Scientific classification
- Kingdom: Plantae
- Clade: Embryophytes
- Clade: Tracheophytes
- Clade: Spermatophytes
- Clade: Angiosperms
- Clade: Monocots
- Clade: Commelinids
- Order: Arecales
- Family: Arecaceae
- Genus: Bactris
- Species: B. sphaerocarpa
- Binomial name: Bactris sphaerocarpa Trail
- Synonyms: Bactris tomentosa var. sphaerocarpa (Trail) A.J.Hend.; Bactris sphaerocarpa var. ensifolia Trail; Bactris sphaerocarpa var. minor Trail; Bactris sphaerocarpa var. pinnatisecta (Trail) A.D.Hawkes; Bactris sphaerocarpa subsp. pinnatisecta Trail; Bactris sphaerocarpa var. platyphylla Trail; Bactris sphaerocarpa var. schizophylla Drude;

= Bactris sphaerocarpa =

- Genus: Bactris
- Species: sphaerocarpa
- Authority: Trail
- Conservation status: LC
- Synonyms: Bactris tomentosa var. sphaerocarpa (Trail) A.J.Hend., Bactris sphaerocarpa var. ensifolia Trail, Bactris sphaerocarpa var. minor Trail, Bactris sphaerocarpa var. pinnatisecta (Trail) A.D.Hawkes, Bactris sphaerocarpa subsp. pinnatisecta Trail, Bactris sphaerocarpa var. platyphylla Trail, Bactris sphaerocarpa var. schizophylla Drude

Species of flowering plant

Bactris sphaerocarpa is a species of flowering plant in the family Arecaceae. It is a shrub or palm tree with black prickles, nine to thirteen leaves, and black to purplish fruits. The species is native to Brazil, Colombia, and Peru.

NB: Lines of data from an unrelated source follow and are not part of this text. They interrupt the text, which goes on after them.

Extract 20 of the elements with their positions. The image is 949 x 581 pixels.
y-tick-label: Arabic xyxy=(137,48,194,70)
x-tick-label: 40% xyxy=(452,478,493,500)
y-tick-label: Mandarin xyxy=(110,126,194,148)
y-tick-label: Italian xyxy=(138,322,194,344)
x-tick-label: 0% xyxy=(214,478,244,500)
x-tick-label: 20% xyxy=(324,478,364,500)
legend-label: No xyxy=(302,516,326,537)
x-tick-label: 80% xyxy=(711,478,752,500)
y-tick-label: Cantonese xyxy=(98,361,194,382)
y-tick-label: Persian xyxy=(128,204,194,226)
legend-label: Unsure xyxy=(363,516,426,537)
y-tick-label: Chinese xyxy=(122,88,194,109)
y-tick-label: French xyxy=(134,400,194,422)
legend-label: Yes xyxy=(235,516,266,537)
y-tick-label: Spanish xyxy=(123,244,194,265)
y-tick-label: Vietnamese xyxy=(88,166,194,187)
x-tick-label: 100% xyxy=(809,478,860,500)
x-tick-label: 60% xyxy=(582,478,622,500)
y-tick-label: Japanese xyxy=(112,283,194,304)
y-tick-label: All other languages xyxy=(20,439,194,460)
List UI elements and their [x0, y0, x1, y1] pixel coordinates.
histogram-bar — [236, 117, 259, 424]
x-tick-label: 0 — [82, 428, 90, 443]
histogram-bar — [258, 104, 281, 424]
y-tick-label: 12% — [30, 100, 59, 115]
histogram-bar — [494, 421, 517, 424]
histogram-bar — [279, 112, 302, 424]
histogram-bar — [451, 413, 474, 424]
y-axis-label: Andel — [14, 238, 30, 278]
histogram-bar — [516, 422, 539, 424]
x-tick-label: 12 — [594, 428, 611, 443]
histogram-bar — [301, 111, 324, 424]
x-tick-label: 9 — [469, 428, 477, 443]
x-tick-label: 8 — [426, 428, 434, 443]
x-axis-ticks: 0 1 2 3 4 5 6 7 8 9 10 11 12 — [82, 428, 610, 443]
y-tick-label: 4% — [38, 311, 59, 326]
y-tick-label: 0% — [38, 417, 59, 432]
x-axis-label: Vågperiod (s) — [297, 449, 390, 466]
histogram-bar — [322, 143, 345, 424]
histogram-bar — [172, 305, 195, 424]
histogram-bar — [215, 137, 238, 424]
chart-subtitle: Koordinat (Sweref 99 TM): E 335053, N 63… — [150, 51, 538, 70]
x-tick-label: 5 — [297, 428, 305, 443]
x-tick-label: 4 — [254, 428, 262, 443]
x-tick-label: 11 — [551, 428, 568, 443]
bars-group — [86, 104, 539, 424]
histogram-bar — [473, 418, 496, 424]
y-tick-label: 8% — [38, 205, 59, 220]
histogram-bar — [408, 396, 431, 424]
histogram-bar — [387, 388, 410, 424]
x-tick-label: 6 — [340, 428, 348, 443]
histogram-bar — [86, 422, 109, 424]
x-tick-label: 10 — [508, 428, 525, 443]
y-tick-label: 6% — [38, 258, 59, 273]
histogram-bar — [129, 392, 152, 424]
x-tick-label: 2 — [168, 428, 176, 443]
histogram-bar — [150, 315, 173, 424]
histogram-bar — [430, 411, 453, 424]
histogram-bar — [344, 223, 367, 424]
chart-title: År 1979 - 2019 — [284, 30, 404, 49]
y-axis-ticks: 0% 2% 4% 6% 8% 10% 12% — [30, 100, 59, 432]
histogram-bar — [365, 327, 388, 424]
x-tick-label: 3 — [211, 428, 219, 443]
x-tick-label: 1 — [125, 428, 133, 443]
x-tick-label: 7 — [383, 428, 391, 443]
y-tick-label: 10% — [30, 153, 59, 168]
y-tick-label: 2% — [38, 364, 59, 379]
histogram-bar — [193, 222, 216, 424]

Bactris sphaerocarpa was described in 1877, and is listed as of Least Concern by the IUCN.

==Taxonomy==
The species was described by James W. H. Trail in 1877.

==Distribution==
Bactris sphaerocarpa is native to the wet tropical biome of Colombia (Amazonas), Peru (Loreto and Madre de Dios), and north-west Brazil (Acre and Amazonas). It grows in lowland rainforests, at elevations of 150-400 m.

==Description==
Bactris sphaerocarpa is a shrub or palm tree. The stem is up to 2 m high, and 0.8-1.5 cm wide. The plant has black prickles that are up to 3 cm long.

The plant has nine to thirteen leaves, which are pinnate, or have smooth edges. There are two to seven pinnae on each side. The leaves are up to 50 cm long, and 15 cm wide. The leaf stems are 10-28 cm long.

The flower stems are around 6 cm long, and lack spines. The male flowers are 5-6 mm long, and have six stamens. The sepal lobes are 1-2 mm long. The female flowers are 3.5-4.5 mm long. The calyx and corolla are 3-4 mm long, and tube-shaped.

The fruits are ovoid, black to purplish, up to 2.5 cm long, and up to 1.7 cm wide. The epicarp is smooth, the mesocarp is juicy, and the endocarp is turbinate.

==Uses==
Bactris sphaerocarpa is used for food.

==Conservation==
In 2022, the IUCN assessed Bactris sphaerocarpa as of Least Concern.

==Nomenclature==
In Portuguese, the species is known as Marajá or Marajazinha. In Spanish, the species is known as Ñejilla.